The stand-off is similar to the one which led to industrial action last May. A deal brokered in June led to a commitment from the management about specific numbers being rostered on duty.

On Friday evening last, the acute ward was short four staff to care for the 44 in-patients four of them considered seriously ill and requiring one-on-one care.

Night staff refused to begin their shift claiming they feared for their safety.

It took three hours to locate three additional staff to plug the gap, explained Psychiatric Nurses Association spokesman Noel Giblin.

“There was a known requirement for staff on Tuesday morning and nothing was done. The problem as we see it is management went off duty on Friday evening not realising – or, more worryingly, not caring – that the unit was dangerously understaffed and only started looking for those staff at 8pm.”

The last empty bed was filled early that morning by an agitated patient escorted in by gardaí.

“That ward has the ability to be very volatile. Staff have to be very mindful on a Friday or Saturday night they are very likely to have guards escorting in patients and must have the full complement of staff. They’re not being listened to.”

Another mental health worker called in to assess the situation – who asked not to be named as he worked elsewhere in the HSE – said he understand it was the fourth such standoff.

“Does it need to take a staff member being killed or maimed before they listen? There are already two staff off on long-term sick leave due to injury caused by patients. You’ll see staff going off sick because they’re too afraid to come on duty which will compound the situation,” he told the Galway City Tribune.

An acute 50-bed unit is scheduled to be built late next year but planning permission has not yet been secured.

Since the closure of the acute 22-bed unit in Ballinasloe built at a cost of nearly €3m the acute unit in UHG has been at breaking point.

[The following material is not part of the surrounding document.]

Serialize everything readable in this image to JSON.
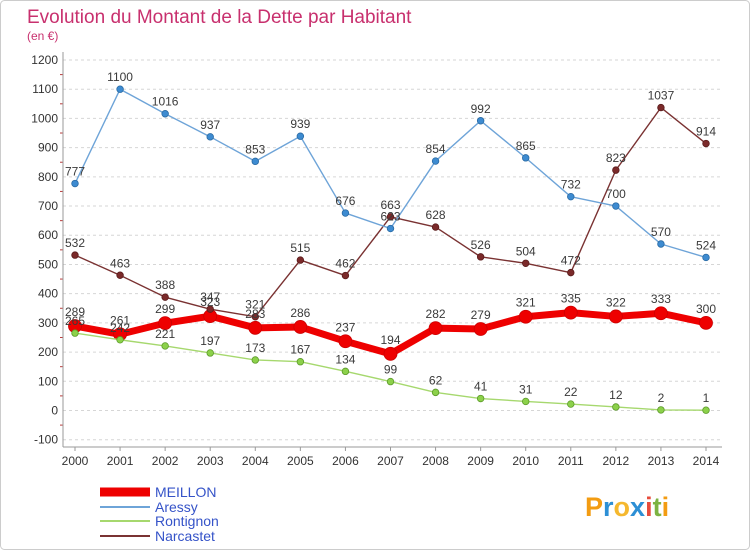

To offset the closure, home-based treatment teams were promised for Galway City and Oranmore where nurses would visit patients with a mental health crisis at home several times a day, keeping them out of the acute unit. However the teams were never set up.

As well as extra staffing, under the June deal the HSE agreed to open a secure six-bed mental health unit at UHG which was built but never used and could take some pressure off by accommodating  the most volatile patients. That too has not happened, explained Mr Giblin.

The PNA’s Derek Cunningham – involved in brokering the last deal – admitted there were “teething problems” with the implementation of the agreement.

At last month’s Regional Health Forum West meeting, councillors were told that nursing staff had been increased from 50 to 64 in the unit, with an additional five one-on-one specialists brought in to care for the most acutely ill.

Mr Giblin said staffing levels were the same as last May.

In July, a patient started a fire in the locker room in the psychiatric unit which staff were alerted to by a smoke alarm. There have also been cases of high-risk patients wandering off.

In one, a patient was found in his pyjamas walking along roads late at night in Menlo. In another, a high risk patient absconded only to take his own life shortly after, which is being investigated by the Mental Health Commission.